Joyent releases the SmartOS operating system, that brings together Open Solaris and Linux KVM.

Cloud computing software provider Joyent has released SmartOS, an operating system that combines Open Solaris technology with the Linux KVM virtualization solution. It's based on the Illumos fork of Open Solaris, a community-driven project lead by storage distributor Nexenta. Over the course of more than half a year Joyent engineers have ported Linux' KVM, which has established itself as an alternative to virtualization products such as Xen and VMware. For instance Red Hat Enterprise Virtualization is based on KVM technology. SmartOS is targeted to "everyone who runs a computer as a server", according to the FAQ, which also point out that Joyent is using SmartOS in production in their own data center.
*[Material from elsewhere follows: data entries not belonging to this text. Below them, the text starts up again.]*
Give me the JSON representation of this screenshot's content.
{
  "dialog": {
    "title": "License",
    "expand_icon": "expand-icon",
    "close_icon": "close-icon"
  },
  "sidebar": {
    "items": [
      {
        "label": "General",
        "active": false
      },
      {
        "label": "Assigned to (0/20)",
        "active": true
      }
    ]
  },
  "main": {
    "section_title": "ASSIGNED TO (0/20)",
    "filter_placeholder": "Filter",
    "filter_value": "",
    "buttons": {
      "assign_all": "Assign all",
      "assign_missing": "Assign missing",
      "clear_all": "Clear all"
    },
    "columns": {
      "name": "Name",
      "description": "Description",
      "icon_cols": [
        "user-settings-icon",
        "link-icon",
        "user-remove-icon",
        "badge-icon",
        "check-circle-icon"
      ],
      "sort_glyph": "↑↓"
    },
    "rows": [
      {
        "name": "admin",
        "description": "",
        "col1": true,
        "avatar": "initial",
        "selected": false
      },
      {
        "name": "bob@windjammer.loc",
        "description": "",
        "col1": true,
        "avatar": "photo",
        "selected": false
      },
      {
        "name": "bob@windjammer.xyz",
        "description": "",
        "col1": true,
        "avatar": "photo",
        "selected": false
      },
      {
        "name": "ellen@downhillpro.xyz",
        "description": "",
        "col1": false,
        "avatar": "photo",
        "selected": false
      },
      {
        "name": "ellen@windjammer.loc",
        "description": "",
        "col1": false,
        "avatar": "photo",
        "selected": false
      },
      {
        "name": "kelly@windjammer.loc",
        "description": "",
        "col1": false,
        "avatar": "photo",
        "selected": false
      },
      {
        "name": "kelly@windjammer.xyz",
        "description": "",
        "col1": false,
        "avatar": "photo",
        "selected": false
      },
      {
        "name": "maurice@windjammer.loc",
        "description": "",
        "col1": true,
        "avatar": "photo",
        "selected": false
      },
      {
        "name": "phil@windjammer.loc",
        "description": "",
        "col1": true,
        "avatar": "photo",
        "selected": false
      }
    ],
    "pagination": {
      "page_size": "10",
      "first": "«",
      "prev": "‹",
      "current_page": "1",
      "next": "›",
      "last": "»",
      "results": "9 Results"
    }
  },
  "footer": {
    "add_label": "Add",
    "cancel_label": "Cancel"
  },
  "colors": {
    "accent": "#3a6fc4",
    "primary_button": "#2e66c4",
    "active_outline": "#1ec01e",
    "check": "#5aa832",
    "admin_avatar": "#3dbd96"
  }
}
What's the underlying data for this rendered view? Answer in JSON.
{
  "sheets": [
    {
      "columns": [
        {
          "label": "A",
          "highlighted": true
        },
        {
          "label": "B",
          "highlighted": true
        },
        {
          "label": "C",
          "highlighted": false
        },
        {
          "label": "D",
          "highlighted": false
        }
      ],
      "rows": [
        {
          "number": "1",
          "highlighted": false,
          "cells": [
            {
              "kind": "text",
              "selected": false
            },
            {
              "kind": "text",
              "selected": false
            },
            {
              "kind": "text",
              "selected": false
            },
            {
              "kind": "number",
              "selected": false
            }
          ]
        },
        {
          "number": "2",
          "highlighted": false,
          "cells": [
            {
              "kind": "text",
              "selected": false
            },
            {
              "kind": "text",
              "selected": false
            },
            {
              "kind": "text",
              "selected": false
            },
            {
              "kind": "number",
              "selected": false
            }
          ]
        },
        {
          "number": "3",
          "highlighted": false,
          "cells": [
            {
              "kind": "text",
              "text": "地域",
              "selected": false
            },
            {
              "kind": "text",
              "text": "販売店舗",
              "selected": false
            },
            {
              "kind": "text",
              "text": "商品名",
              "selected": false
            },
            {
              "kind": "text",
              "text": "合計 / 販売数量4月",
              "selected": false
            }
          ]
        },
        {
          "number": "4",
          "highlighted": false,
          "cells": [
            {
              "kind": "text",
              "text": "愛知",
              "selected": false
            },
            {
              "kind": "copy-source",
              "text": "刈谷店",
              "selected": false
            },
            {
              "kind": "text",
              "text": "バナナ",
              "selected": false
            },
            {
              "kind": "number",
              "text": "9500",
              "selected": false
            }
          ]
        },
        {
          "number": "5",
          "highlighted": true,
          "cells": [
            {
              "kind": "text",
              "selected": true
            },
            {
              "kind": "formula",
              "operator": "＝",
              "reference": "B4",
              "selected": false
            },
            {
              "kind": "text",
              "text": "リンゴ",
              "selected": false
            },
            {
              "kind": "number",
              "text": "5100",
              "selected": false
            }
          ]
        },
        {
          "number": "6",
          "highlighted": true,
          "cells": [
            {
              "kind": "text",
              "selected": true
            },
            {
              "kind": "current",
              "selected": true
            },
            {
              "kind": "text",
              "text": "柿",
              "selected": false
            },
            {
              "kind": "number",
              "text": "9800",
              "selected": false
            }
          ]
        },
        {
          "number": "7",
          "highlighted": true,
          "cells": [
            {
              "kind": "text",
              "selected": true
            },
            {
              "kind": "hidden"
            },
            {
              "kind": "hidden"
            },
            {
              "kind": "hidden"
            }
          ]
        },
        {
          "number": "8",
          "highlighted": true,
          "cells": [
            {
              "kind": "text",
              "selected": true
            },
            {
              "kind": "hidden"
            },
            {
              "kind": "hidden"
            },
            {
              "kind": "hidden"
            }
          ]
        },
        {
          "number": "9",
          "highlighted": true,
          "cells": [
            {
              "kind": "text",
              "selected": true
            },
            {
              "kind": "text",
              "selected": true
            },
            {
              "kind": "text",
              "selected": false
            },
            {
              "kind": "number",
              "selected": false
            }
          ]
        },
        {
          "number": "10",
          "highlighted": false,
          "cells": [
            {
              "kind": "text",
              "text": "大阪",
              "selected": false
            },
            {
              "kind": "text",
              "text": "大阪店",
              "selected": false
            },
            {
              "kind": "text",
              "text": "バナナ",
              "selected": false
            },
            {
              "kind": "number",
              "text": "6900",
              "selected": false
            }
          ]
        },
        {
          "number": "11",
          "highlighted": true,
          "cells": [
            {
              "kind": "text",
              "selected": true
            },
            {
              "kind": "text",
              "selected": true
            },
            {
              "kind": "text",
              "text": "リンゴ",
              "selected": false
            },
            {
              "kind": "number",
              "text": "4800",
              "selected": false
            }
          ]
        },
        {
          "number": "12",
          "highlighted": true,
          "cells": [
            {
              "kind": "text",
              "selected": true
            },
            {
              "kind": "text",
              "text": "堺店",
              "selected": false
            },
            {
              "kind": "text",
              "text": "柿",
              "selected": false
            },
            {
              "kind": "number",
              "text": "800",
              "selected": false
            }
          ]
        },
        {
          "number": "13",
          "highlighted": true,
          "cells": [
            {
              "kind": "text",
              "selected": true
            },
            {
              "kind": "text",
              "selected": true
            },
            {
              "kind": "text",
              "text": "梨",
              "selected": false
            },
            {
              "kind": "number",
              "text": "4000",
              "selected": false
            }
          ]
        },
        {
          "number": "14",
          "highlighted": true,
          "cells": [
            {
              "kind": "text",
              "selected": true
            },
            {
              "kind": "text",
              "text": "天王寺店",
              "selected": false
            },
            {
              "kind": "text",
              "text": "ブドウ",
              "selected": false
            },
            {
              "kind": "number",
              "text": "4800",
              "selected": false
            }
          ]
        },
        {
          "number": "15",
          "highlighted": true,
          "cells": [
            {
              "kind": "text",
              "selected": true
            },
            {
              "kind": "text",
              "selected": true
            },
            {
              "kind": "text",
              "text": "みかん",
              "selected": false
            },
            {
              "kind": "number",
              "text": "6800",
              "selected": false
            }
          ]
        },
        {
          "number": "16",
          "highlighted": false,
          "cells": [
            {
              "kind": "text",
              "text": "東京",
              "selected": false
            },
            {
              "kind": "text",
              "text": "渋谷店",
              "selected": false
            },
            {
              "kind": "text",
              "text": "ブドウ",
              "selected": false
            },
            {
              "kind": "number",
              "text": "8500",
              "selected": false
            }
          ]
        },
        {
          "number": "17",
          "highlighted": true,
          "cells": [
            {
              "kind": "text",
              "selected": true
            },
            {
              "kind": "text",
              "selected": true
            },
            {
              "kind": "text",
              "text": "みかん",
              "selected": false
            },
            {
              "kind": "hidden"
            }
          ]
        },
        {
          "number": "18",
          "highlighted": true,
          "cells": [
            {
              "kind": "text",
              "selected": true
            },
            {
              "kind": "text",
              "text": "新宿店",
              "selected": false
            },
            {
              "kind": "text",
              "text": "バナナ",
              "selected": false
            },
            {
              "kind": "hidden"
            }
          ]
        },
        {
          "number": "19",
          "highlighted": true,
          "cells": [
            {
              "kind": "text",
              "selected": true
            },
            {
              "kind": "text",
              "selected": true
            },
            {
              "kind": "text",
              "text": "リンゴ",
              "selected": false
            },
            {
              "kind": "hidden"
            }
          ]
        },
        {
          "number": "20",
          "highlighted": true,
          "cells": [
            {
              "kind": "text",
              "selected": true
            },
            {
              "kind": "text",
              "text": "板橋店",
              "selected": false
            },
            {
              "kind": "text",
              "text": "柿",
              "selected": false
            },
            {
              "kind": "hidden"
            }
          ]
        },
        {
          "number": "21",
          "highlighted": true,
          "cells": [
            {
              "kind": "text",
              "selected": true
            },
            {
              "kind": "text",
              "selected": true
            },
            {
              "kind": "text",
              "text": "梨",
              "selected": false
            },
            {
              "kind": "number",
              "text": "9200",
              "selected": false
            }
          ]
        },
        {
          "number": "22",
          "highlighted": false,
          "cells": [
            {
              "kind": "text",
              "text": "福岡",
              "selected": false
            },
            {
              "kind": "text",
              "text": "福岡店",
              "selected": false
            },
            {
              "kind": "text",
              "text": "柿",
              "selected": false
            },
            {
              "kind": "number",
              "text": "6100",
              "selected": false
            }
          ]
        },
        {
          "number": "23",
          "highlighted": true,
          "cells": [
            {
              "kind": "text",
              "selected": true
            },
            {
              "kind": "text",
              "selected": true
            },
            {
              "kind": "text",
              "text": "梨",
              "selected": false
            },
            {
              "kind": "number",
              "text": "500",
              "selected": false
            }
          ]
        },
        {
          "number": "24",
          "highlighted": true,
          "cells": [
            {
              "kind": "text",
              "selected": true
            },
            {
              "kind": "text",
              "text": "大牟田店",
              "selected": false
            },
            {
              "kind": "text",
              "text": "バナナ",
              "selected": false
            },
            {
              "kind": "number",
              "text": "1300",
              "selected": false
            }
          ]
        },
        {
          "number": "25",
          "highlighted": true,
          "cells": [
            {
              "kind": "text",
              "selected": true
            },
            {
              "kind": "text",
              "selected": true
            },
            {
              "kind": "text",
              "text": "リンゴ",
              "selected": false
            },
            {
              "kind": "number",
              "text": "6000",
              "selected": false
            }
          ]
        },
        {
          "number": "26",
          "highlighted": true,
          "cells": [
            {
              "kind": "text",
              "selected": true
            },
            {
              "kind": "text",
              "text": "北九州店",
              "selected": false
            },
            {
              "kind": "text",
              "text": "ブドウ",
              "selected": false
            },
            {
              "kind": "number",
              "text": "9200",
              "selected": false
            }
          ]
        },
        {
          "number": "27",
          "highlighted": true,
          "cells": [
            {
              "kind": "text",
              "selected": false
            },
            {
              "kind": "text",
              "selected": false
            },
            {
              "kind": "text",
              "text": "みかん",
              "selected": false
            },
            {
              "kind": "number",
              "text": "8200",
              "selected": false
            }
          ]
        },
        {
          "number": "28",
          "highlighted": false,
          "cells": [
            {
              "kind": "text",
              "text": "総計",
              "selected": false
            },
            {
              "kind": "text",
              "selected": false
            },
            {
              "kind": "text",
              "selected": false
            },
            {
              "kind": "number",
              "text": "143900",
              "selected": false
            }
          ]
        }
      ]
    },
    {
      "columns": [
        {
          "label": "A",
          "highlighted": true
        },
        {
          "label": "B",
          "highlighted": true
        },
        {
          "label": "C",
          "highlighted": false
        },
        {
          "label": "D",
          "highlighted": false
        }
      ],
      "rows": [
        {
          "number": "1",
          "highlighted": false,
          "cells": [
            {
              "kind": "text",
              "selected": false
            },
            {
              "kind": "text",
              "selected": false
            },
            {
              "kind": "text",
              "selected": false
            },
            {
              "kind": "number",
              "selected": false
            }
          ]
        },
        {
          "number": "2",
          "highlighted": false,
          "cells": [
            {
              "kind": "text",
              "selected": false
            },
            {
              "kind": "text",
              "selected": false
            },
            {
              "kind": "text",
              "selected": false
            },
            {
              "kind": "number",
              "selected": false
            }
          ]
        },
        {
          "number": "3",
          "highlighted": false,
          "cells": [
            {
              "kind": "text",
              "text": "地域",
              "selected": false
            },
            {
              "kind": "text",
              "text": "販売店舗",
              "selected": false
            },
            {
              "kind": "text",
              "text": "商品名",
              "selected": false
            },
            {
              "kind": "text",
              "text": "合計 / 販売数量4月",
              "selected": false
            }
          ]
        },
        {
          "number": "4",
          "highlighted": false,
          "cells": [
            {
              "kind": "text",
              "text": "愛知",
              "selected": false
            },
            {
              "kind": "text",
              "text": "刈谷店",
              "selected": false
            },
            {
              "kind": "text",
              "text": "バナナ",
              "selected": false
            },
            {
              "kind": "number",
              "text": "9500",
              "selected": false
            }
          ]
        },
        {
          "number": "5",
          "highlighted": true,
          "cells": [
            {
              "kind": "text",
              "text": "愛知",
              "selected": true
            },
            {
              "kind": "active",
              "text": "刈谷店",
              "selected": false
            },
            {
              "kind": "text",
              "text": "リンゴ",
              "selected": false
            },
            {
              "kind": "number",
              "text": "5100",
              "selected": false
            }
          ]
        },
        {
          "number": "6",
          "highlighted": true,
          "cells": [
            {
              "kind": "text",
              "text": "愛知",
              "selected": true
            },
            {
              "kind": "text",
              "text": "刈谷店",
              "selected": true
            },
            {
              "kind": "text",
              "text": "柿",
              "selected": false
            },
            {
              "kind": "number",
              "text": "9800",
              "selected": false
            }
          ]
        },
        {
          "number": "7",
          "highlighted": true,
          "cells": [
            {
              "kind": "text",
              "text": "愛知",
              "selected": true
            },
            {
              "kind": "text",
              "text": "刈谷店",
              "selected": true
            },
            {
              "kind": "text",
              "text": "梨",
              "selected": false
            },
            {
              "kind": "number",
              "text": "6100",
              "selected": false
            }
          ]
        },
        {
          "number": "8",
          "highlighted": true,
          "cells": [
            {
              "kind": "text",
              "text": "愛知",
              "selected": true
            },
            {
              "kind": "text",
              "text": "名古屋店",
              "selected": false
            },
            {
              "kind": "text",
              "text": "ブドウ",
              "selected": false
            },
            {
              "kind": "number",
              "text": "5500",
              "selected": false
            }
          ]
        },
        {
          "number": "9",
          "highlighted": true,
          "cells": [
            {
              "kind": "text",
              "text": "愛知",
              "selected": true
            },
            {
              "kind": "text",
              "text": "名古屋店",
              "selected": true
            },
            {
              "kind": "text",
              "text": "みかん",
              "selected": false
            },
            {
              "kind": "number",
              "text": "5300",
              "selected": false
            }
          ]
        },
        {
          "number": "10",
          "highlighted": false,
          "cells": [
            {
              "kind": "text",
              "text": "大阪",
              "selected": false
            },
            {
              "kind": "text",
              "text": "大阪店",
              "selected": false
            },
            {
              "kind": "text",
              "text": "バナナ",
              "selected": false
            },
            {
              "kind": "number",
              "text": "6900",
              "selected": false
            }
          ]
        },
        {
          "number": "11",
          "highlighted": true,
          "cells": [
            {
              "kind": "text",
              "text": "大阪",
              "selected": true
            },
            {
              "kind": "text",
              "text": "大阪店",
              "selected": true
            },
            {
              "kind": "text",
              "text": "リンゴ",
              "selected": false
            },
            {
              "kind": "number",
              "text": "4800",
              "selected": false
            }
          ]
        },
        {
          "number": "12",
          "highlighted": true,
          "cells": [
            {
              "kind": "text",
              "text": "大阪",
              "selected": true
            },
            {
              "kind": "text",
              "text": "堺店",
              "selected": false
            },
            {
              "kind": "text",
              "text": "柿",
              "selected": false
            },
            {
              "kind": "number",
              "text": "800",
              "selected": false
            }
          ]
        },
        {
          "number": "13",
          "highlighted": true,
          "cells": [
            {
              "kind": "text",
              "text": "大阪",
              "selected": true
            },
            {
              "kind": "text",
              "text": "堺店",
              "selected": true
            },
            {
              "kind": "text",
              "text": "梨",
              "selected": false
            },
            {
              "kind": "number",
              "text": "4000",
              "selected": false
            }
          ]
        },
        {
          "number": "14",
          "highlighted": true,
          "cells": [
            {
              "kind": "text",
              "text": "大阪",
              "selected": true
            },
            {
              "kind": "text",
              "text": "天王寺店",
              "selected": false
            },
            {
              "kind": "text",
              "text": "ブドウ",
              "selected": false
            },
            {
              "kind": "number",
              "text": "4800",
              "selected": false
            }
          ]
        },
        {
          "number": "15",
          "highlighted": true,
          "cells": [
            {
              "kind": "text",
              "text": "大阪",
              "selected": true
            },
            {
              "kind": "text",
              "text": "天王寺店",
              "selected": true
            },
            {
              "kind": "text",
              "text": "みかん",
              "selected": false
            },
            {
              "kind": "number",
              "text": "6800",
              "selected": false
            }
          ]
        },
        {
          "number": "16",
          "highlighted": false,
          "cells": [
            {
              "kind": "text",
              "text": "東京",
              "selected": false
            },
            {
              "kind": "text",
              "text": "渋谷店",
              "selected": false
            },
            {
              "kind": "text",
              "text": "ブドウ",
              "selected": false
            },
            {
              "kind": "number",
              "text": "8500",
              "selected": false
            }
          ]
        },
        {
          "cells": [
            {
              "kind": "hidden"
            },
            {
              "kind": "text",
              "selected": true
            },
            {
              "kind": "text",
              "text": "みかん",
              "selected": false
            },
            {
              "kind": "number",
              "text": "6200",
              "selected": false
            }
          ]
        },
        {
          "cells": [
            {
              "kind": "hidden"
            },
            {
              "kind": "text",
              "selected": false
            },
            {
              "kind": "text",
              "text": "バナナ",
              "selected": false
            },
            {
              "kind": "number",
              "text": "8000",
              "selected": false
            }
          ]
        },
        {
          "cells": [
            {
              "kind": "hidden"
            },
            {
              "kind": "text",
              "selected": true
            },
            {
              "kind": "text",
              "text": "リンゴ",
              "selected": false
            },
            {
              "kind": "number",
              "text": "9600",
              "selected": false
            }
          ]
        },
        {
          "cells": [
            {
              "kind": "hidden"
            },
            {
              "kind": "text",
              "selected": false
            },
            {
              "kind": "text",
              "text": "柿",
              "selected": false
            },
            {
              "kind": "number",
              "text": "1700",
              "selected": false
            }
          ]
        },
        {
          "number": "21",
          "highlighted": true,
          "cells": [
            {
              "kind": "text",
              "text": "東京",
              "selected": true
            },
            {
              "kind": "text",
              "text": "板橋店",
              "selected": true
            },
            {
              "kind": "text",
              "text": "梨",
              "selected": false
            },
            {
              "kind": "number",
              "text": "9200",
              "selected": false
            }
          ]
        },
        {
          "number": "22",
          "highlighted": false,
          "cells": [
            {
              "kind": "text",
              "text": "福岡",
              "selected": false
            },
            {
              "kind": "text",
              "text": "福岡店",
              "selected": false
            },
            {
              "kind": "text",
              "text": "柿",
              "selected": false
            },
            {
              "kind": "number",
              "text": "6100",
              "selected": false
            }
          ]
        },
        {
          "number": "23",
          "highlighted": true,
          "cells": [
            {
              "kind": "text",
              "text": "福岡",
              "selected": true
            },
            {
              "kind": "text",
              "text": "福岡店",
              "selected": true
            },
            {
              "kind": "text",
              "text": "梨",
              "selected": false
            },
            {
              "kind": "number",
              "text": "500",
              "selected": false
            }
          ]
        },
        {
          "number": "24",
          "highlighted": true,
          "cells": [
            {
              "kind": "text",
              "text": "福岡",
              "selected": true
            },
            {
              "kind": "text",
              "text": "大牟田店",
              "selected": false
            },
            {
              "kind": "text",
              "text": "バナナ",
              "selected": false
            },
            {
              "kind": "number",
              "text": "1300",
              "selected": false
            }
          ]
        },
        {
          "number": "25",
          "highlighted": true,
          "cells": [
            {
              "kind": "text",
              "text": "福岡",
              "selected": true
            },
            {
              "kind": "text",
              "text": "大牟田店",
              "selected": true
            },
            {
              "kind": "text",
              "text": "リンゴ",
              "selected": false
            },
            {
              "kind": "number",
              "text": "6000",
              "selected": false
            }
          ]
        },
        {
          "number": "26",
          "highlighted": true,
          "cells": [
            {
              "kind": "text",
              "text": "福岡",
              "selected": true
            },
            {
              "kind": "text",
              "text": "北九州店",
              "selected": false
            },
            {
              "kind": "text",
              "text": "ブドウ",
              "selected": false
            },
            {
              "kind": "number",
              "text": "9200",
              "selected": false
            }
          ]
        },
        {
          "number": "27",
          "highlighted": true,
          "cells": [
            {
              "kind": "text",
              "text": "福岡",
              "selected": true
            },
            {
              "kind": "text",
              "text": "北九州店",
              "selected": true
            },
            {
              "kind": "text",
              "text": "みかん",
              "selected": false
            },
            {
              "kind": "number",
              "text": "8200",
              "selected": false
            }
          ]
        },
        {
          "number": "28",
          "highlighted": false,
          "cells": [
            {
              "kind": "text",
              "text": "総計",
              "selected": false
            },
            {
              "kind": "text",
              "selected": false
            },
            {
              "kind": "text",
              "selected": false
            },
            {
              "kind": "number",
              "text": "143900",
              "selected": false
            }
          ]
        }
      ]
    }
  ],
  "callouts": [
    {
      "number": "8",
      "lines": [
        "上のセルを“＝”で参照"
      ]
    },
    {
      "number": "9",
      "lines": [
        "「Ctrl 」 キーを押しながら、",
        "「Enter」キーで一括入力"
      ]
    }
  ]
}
One of the leading developers is Bryan Cantrill, who was a kernel engineer at Sun's Solaris group. After Oracle bought Sun, Cantrill has left the company and joined Joyent. Led by Joyent engineer Max Bruning, Cantrill and Robert Mustacchi helped finishing the port and did some work on profiling their software with the Solaris tracing tool Dtrace. Cantrill sees great potential in bringing together key technologies such as the ZFS filesystem and DTrace from Solaris and the lightweight KVM hypervisor from Linux. In a blog post he gives some insight into the development process. SmartOS, which is licensed under the CDDL, is supposed to fulfill that promise. The Joyent blog contains links for downloading a live ISO image of SmartOS and a howto document for installing it on a native hard disk partition.